In het Friese Vegelinsoord boert Menno Lenes met zijn vrouw in maatschap op ruim 170 hectare waarvan 40 hectare natuurland. Ze melken 180 stuks melkvee en houden 120 stuks jongvee aan. Naast veehouder is Menno ook loonwerker. Die combinatie komt zeker goed van pas bij de teelt van mais; hij kent de grond door en door. En dat is belangrijk voor de rassenkeuze.
De maatschap heeft een huiskavel van zo’n 32 hectare waar de koeien geweid worden. “We leveren melk aan het ‘Beter voor de koe, natuur en boer’ programma van Albert Heijn”, begint Lenes met zijn uitleg over de verkaveling.
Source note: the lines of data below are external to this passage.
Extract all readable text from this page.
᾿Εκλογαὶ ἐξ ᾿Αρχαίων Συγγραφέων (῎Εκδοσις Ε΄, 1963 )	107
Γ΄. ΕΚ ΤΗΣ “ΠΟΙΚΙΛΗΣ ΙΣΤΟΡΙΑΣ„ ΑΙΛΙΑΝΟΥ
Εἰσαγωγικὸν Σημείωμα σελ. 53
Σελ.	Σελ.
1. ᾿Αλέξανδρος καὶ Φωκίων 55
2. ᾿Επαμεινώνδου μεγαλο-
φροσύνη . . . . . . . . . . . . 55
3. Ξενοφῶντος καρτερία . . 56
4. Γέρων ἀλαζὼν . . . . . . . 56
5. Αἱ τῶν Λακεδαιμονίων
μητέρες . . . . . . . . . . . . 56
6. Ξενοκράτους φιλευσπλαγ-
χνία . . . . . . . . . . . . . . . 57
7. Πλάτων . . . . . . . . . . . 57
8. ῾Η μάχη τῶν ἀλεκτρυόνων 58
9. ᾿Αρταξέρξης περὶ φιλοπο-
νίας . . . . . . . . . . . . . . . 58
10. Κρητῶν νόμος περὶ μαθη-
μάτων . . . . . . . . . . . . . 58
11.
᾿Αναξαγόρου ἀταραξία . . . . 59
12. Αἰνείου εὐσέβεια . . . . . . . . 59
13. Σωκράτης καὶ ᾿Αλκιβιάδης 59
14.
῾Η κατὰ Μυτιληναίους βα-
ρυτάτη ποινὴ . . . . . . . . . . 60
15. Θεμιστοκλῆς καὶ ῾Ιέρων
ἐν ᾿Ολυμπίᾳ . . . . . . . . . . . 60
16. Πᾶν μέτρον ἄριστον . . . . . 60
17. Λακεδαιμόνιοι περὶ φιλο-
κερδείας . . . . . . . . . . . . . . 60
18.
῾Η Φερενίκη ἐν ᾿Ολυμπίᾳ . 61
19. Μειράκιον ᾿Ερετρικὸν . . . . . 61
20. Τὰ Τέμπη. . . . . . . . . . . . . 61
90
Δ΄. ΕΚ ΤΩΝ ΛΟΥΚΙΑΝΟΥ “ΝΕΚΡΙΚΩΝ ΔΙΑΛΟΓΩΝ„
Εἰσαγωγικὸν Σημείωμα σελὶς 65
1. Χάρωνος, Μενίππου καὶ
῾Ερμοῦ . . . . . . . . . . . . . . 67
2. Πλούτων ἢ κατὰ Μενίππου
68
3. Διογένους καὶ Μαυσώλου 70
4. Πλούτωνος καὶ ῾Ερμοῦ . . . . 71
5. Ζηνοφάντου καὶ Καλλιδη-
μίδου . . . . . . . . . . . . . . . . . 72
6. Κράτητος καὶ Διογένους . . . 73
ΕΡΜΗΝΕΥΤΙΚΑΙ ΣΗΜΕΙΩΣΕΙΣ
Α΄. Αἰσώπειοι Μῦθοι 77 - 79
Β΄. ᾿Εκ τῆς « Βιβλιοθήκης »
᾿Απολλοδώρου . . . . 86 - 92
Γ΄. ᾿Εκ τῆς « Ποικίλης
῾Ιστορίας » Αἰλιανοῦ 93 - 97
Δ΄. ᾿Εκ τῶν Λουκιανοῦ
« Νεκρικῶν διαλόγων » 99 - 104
Ruwvoerspecialist Piet Riemersma van Van Iperen/Beter Ruwvoer luistert mee. “De huiskavel is klei op veen, zogenaamde knipgrond. Dan hebben we nog eens 10 hectare op 1,5 kilometer afstand en ruim 80 hectare verder weg op zandgrond. Daar telen we ook onze mais.”
Zonder derogatie zou hij graag meer krachtvoergewassen telen zoals korrelmais. “Als je zelf meer energie kan telen, dan zou dat mooi zijn. Dat past ook beter in de kringloopgedachte”, vindt Lenes.
Denken vanuit de bodem
Voor de keuze van het maisras heeft Riemersma een heldere filosofie: “Er zijn vijf schakels die belangrijk zijn, namelijk bodem, gewas, bemesting, inkuilen en de koe. Maar het begint bij de bodem. De mais moet passen bij de grond”, zegt Riemersma. Hij geeft aan dat de stem van de loonwerker daarin heel belangrijk is. Die kent de grond in de omgeving het beste.
“Gemiddeld zitten we hier met de rassen aan de vroege kant. Dan kies je toch een beetje voor safe”, motiveert Lenes de keuze voor vroeg. Ook de bestemming, voor de verkoop of voeren, bepaalt voor hem mede de rassenkeuze. De laatste jaren kiest hij voor LG 31.205. “Die geeft hier kwaliteit en opbrengst en daar ben ik erg tevreden over.” Het zaad betrekt hij van dealer Hoogland BV.
Grond niet te fijn
Voor de zaaibedbereiding ploegt Lenes ondiep met een vorenpakker alvorens te zaaien. “De zandgrond is best slempgevoelig. Daarom maken we het niet te fijn. En op de venige grond werken we met de Smaragd cultivator in combinatie met het zaaien. We willen daar zo min mogelijk grond omwoelen.”
Lenes zaait als groenbemester Westerwolds- en Italiaans raaigras. “Als de mais er vroeg af is, zaai ik nog wel eens 20 kg bij met de Evers profi. Dan heb je met één werkgang weer mooi grasland dat je een jaar kan gebruiken voor voederwinning.” Soms maait hij nog een snede alvorens de groenbemester onder te werken.
Hoeveelheid mais in rantsoen belangrijk
“Belangrijke vraag is ook hoeveel mais je hebt in het rantsoen. Voer je 70% mais, dan is het zetmeelgehalte wat minder belangrijk. Voordeel van LG-rassen is dat je beide kanten op kunt, met meer of minder zetmeel. Het zijn voertechnisch rassen die je passend kunt maken voor elk type rantsoen”, vindt Riemersma.
Met 25 tot 30% mais in het rantsoen heeft Lenes meer aandacht voor het zetmeelgehalte. “In onze discussies staat de koe altijd centraal, maar het begint bij de bodem.” Riemersma en Lenes kennen elkaar al ruim 25 jaar en vullen elkaar dan ook goed aan.
Lasagnekuil gras en mais
Dit jaar maakt Lenes voor het eerst gebruik van een afdeksysteem, easy silage. “Met afdekken scheelt dat heel wat tijd. En het ziet er ook nog eens erg netjes uit”, motiveert hij. Ze maken lasagnekuilen met mais en daarbovenop een laag herfstgras. Om de voermengwagen gevuld te krijgen snijden ze kleine blokken. “We moeten eronder en boven een blok uithalen om een constante samenstelling te krijgen.” Riemersma: “Netjes werken is heel belangrijk, strakke wanden en een recht snijvlak om verliezen te voorkomen!”